If global economists are distraught over the gloomy numbers coming out of China, imagine how Xi Jinping must feel.
China’s president, officially in the post for barely a month, is still consolidating his power. At home, he confronts a widening rich-poor gap and endemic pollution, not to mention bird flu and rivers overrun with dead pigs. Abroad, China’s erstwhile ally North Korea is looking increasingly unhinged. Now Xi faces intense pressure to retool the Chinese economy if he wants to build on gains the Communist Party has delivered over the last 30 years.
Xi could be excused for feeling a tad bitter. He’s in this awkward position largely because of the failings of his predecessor, Hu Jintao. That may sound like an odd way to characterize Hu’s tenure. During his decade in office, China grew at rates of more than 10 percent, surpassed Japan to become the world’s No. 2 economy and matured into a key diplomatic actor.
Hu and his premier, Wen Jiabao, should have used this time to wean the Chinese economy off its obsessive reliance on exports and investment. Yet too many well-placed figures were getting too rich. Modestly paid politicians mysteriously became multimillionaires. Local governments amassed mountains of debt for boondoggle projects. Hu and Wen presided over a robber-baron era that would have made Cornelius Vanderbilt and JPMorgan blush.
By contrast, Xi has been saying all the right things about revamping the economy so that domestic demand, not sweatshop labor, drives growth. He talks about the need to attack chronic graft and to preserve the environment. He has made noises about increasing spending on research and development, and has promised to institute a more inclusive urbanization strategy.
One of the most tantalizing questions in economics is whether Xi has the courage to oversee such an ambitious rewriting of China’s model. Yet the real question is this: Will the vested interests getting obscenely rich in Beijing let him?
However difficult it might have been for Hu to challenge these robber barons, Xi faces an even tougher task. He and his premier, Li Keqiang, must revolutionize the Chinese economy just as it’s slowing dramatically. China is now in its longest streak of expansion of less than 8 percent in at least 20 years. The World Bank says the growth rate might dwindle to 6 percent a year by the end of the decade.
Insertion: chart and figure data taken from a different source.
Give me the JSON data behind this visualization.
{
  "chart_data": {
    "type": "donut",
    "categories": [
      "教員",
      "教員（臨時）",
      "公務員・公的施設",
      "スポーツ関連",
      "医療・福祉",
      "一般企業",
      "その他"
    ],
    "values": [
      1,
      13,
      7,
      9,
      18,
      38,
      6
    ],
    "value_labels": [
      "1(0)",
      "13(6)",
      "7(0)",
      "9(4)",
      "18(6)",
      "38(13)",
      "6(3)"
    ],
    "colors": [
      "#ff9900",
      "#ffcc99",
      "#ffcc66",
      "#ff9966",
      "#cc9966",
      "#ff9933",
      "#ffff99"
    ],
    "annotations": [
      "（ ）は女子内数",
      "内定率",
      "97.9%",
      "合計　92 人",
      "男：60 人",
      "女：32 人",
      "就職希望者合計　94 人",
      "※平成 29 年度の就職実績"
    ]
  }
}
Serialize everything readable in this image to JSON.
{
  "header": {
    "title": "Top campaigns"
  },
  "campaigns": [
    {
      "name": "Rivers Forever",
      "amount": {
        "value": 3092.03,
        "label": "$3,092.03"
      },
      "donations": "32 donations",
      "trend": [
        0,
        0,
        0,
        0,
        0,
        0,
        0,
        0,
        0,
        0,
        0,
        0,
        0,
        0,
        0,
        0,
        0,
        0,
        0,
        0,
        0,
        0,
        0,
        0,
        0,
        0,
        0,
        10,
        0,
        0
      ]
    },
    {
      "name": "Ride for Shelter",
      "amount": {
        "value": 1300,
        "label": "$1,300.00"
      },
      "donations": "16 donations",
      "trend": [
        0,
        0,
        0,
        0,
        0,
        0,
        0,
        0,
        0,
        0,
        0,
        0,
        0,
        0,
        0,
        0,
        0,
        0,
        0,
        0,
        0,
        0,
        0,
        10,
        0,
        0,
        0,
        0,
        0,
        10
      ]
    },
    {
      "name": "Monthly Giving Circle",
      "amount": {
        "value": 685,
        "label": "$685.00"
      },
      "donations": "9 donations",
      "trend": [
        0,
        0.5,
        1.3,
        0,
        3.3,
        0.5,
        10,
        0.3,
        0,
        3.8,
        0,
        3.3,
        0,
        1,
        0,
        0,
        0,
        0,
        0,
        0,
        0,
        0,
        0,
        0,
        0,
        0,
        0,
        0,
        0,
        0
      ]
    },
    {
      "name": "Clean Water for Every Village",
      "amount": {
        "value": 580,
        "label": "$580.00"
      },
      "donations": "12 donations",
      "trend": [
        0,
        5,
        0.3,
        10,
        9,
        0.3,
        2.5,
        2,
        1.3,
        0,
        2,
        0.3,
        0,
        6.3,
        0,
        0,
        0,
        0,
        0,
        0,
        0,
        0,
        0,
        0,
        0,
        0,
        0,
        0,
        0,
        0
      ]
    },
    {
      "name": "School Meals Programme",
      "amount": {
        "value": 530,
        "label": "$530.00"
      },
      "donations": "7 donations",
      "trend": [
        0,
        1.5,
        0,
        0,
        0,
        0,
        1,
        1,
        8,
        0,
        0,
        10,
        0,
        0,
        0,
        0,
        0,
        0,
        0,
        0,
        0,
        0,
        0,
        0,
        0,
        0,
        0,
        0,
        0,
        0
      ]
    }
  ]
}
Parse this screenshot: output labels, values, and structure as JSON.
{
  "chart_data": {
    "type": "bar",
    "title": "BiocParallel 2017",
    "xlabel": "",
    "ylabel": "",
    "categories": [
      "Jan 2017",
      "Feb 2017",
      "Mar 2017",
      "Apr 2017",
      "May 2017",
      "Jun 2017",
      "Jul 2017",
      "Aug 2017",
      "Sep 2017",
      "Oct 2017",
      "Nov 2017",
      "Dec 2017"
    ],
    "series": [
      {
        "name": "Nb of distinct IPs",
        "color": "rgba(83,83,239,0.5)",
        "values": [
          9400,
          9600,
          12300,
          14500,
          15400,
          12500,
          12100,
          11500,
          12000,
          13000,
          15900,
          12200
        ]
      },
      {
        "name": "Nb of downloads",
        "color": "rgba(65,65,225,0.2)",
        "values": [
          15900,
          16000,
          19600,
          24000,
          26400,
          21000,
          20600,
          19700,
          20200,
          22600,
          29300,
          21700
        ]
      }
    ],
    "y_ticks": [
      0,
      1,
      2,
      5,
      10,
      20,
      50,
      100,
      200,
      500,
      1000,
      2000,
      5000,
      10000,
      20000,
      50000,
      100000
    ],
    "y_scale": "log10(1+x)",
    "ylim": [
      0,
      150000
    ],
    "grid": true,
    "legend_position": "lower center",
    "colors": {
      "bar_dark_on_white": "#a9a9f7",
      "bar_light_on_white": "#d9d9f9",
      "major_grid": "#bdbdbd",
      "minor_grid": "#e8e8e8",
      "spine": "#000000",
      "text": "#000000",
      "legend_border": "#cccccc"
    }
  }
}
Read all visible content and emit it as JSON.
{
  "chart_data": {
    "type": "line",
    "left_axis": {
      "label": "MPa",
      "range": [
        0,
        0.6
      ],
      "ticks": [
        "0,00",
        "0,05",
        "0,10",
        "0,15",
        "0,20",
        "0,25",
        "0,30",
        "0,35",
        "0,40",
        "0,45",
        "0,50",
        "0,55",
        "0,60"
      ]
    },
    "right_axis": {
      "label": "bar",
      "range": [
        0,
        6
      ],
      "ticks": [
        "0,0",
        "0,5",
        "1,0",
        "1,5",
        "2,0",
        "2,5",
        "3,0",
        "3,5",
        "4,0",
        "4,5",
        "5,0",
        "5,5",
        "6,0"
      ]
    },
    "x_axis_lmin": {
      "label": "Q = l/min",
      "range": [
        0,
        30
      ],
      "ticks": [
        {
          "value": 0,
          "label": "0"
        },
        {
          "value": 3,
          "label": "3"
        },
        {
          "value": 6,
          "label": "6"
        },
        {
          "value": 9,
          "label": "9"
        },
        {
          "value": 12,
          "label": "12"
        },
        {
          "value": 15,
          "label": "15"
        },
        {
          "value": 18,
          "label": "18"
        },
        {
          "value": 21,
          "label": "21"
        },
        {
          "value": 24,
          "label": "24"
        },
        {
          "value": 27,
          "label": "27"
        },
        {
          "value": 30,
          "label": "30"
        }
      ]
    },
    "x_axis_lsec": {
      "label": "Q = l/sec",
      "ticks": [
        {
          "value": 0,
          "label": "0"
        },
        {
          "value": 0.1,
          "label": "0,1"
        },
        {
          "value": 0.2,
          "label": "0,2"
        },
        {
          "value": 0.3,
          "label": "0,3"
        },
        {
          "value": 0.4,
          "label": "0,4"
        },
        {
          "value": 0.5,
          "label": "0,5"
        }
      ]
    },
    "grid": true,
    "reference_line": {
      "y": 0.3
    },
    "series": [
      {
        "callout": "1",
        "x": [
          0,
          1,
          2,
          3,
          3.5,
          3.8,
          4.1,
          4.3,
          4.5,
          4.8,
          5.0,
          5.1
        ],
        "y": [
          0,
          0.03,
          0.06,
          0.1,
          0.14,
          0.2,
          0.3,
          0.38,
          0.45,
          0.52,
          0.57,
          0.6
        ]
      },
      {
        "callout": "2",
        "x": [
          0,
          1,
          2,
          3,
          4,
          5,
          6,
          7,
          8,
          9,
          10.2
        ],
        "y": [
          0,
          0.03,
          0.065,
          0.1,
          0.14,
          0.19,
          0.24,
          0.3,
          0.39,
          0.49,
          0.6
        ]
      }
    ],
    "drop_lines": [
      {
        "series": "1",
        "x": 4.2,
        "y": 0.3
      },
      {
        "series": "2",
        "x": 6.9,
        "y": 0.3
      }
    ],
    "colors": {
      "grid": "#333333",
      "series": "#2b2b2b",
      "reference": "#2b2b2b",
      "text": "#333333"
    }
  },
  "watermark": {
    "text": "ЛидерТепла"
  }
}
We are a year or more away from knowing what Xi and Li and will do and just how much gross domestic product they are willing to forgo in pursuit of their goals. It’s easy to talk, as Xi has, of national rejuvenation and weaving a new “China Dream.” The test will be whether he is ready to challenge the politicians, businessmen, and their assorted relatives who prospered during the boom years from dodgy land grabs, insider trading and old-fashioned rent seeking. Xi’s own extended family, according to a Bloomberg News expose last year, is worth an estimated $376 million.
Xi’s “China Dream” sits uneasily beside the “Three Represents” philosophy propounded by his political mentor, Jiang Zemin, who served as president from 1993 to 2003. Jiang’s clumsily named program justifies the party’s grip on China’s government, arguing it represents the interests of all members of society. That conviction makes it almost impossible for major political reform to accompany steps to upgrade the economy.
For China, any economic reforms will mean very little unless accompanied by political change and greater openness. Above all, the government needs to reduce the state’s outsized role in banking, finance and industry. That’s what has created multiplying opportunities for corruption and has inflated dangerous bubbles in property and investment.
Xi, like Hu and Jiang before him, says he understands the need to root out corruption from within. The catch, of course, is that only top Communist Party officials are trusted to lead this fight; ordinary citizens aren’t. Average Chinese who call for leaders to disclose their assets are detained. Journalists who do lifestyle checks on key politicians to find out how their families amassed hundreds of millions of dollars are regarded as subversive. This, by the way, is why Bloomberg.com is down in China indefinitely.
Communist Party officials profess deep confidence in the way China is moving and in its system of leadership. But it’s this very system that has created imbalances in the economy. If Xi doesn’t change course, his “China Dream” is going to prove little more than a mirage.
By William Pesek
William Pesek is a Bloomberg View columnist. The opinions expressed are his own. ― Ed.